- PBOC meeting transcript shows focus on keeping yuan stable
- Fund injections equal 100 bps RRR cut: Bloomberg Intelligence
China’s 10-year government bonds fell, pushing the yield up by the most since November, on speculation the central bank will be cautious in cutting lenders’ reserve requirements amid yuan-depreciation pressure.
The People’s Bank of China pumped more than 1.3 trillion yuan ($198 billion) into the financial system through various lending facilities this month to meet demand for funds ahead of the Chinese New Year holidays in the second week of February. That’s equivalent to about a 100 basis-point reduction in the reserve ratio, Bloomberg Intelligence estimates. The PBOC pays attention to the stability of the yuan’s exchange rate in managing liquidity, and lowering the amount of cash banks must set aside sends a very strong policy signal, according to the transcript of a meeting of the central bank posted on Sina.com Friday.
The yield on sovereign bonds due October 2025 climbed 10 basis points, the biggest increase since Nov. 9, to 2.88 percent as of 4:40 p.m. in Shanghai, according to National Interbank Funding Center prices.
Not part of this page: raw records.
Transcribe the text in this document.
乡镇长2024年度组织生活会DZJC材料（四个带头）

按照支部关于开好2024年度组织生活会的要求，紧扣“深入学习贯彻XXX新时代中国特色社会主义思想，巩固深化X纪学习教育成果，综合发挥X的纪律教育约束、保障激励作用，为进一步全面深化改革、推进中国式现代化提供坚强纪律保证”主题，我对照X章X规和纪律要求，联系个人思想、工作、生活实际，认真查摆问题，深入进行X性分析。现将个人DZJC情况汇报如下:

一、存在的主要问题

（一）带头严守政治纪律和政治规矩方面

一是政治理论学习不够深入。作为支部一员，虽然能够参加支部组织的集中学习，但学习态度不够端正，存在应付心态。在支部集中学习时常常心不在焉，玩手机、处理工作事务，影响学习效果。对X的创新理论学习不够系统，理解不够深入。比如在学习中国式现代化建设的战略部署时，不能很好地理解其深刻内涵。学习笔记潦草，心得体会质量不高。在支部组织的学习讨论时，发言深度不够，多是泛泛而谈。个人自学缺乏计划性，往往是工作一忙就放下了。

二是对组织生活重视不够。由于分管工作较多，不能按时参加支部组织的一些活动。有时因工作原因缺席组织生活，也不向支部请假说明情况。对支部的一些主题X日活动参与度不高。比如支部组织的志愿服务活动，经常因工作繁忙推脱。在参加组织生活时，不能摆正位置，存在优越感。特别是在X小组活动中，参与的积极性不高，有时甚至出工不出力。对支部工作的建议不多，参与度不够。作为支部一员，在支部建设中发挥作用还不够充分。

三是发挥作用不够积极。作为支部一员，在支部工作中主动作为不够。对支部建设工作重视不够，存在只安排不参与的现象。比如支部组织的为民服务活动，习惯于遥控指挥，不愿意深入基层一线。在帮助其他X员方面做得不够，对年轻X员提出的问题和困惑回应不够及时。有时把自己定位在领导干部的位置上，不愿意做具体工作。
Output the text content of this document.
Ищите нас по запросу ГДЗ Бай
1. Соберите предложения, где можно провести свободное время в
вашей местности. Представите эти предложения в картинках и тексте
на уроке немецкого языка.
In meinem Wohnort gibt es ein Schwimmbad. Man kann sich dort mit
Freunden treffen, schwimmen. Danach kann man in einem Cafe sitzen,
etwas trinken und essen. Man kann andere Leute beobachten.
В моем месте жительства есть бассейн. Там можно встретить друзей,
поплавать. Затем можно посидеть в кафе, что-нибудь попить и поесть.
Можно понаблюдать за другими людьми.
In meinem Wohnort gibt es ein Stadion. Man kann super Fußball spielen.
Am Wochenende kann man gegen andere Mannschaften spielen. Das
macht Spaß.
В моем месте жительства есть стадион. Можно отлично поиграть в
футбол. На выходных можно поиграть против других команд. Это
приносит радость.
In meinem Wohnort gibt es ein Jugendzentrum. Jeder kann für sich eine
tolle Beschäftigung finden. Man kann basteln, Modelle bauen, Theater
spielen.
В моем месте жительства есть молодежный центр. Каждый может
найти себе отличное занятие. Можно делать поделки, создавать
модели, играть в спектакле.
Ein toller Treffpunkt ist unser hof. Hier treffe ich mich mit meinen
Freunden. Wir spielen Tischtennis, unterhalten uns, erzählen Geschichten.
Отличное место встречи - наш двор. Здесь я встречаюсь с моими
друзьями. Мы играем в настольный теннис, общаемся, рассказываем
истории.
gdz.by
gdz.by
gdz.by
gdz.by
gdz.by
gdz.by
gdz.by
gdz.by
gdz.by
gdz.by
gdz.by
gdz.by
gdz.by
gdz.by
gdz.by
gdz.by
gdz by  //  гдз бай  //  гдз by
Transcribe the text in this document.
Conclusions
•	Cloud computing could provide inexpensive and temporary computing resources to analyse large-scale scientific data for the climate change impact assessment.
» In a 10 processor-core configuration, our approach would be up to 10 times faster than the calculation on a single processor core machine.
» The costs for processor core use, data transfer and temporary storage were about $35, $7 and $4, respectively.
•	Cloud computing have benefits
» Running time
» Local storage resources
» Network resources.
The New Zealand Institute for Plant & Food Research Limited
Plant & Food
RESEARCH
The cost of one-year interest-rate swaps, the fixed payment to receive the floating seven-day repurchase rate, rose three basis points to a three-week high of 2.34 percent, data compiled by Bloomberg show.
“It’ll be less likely for the central bank to alleviate liquidity tightening by cutting the RRR as it’s difficult to withdraw the funds,” Qu Qing, a Beijing-based analyst at Huachuang Securities Co., wrote in a note Monday. “By using various lending facilities the PBOC can have more flexibility, as it can drain funds when the contracts mature.”
The PBOC plans to provide 1.6 trillion yuan to meet pre-holiday cash demand, and arrange 600 billion yuan to 800 billion yuan for medium-term liquidity support, according to Friday’s transcript. The central bank has injected almost 700 billion yuan via open-market operations and Short-Term Liquidity Operations, as well as 612.5 billion yuan through its Medium-Term Lending Facility this month, data compiled by Bloomberg show.
The world’s second-largest economy grew at the slowest pace in a quarter century in 2015 and intervention to prop up the exchange rate contributed to a record $513 billion drop in the nation’s foreign-exchange reserves.
The benchmark seven-day repurchase rate fell five basis points to 2.29 percent, a weighted average from the National Interbank Funding Center shows.